Les utilisateurs de PayPal ont aussi la possibilité d'envoyer et de recevoir des paiements en ligne, avec une simple adresse électronique. Ce service déjà ancien sur Internet participe désormais au marché des paiements mobiles.
La nouvelle directive concernera des fournisseurs tiers
Même si la DSP II devrait intégrer toutes les méthodes de paiement dans son cadre réglementaire, il n’est pas certain que les dernières innovations soient concernées.
« Les solutions orientées vers le marché constituent la meilleure manière de garantir un environnement de paiement concurrentiel. Si une [nouvelle] législation s'applique, il est essentiel que toutes les parties dans l'espace de paiement, dont les tiers [comme Amex et PayPal] et les systèmes nationaux, soient inclus afin de garantir de réelles conditions de concurrence équitables », estime Jason Lane, responsable du développement du marché européen chez MasterCard.
La réglementation sur les portefeuilles électroniques est certes importante. Mais les systèmes de sécurité le sont encore plus.
La marque Dunhill a, de son côté, mis au point un « portefeuille biométrique » tellement sécurisé que l'entreprise affirme qu'il est « virtuellement indestructible ». Cet appareil est équipé d'un système de reconnaissance digitale qui permet d’ouvrir ou de fermer le portefeuille. Le portefeuille biométrique peut être connecté à un téléphone portable. Si les deux objets sont éloignés à plus de cinq mètres, une alarme se déclenche.
Les pickpockets ou les voleurs ne présentent donc aucun danger pour ce type d'objet, alors que les vols de téléphones sont très courants. Ils ont représenté 40 % des vols à New York et 38 % à Washington en 2012. En revanche le portefeuille biométrique peut ouvrir la voie à de nouvelles fraudes : celles de hackers qui pourraient casser les codes de sécurité et piller les comptes en ligne.
C’est d’ailleurs la crainte de Robert Siciliano, le directeur général du site Internet en matière de sécurité IDTheftSecurity.com. « En matière de criminalité, les règles sont simples : l’absence de mot de passe et l’accès direct aux comptes en ligne sont synonymes de fraude, de vol d'identité et données privées ».
En France, la sécurité des systèmes de paiement en ligne est en déclin, surtout en raison de la progression de fraudes internationales, si l’on en croit l’Observatoire de la sécurité des cartes de paiement. En 2012, le montant total des fraudes a progressé de 9 % pour atteindre 450 millions d’euros. En réponse au problème, la Banque de France défend un système baptisé « 3D Secure », qui impose une confirmation par SMS de toute transaction en ligne. Lors de la présentation des résultats de l’étude début juillet, Christian Noyer, directeur de la Banque de France, a regretté que « très peu de pays l'utilisent à l'heure actuelle. Il s'agit du grand enjeu des années à venir. »

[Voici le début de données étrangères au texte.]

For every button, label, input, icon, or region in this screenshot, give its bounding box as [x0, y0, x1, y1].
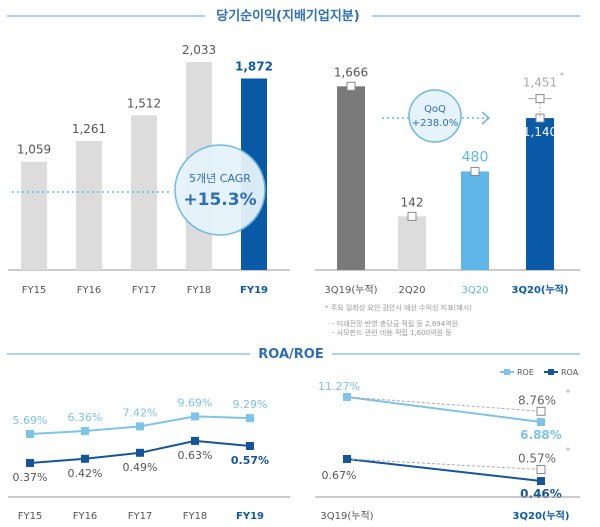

Le Conseil européen des paiements est l'organe qui prend des décisions dans le secteur bancaire européen et dont la mission principale est la mise sur pied du SEPA. Il a publié le 2 juillet un livre blanc sur les paiements effectués avec des portefeuilles électroniques qui sera soumis à l’examen des parties prenantes au cours de l'été.
Ce document vise à poser les fondements d'un écosystème sûr afin de permettre aux donneurs d’ordre et aux bénéficiaires d'effectuer et de recevoir des paiements mobiles dans le cadre du SEPA.
À l'heure actuelle, les portefeuilles électroniques ne sont qu'en phase de développement. Nul ne sait comment ce marché évoluera dans les années à venir. L'harmonisation et l'interopérabilité des systèmes ainsi que les questions de sécurité seront indispensables pour que les Européens leur accordent leur confiance.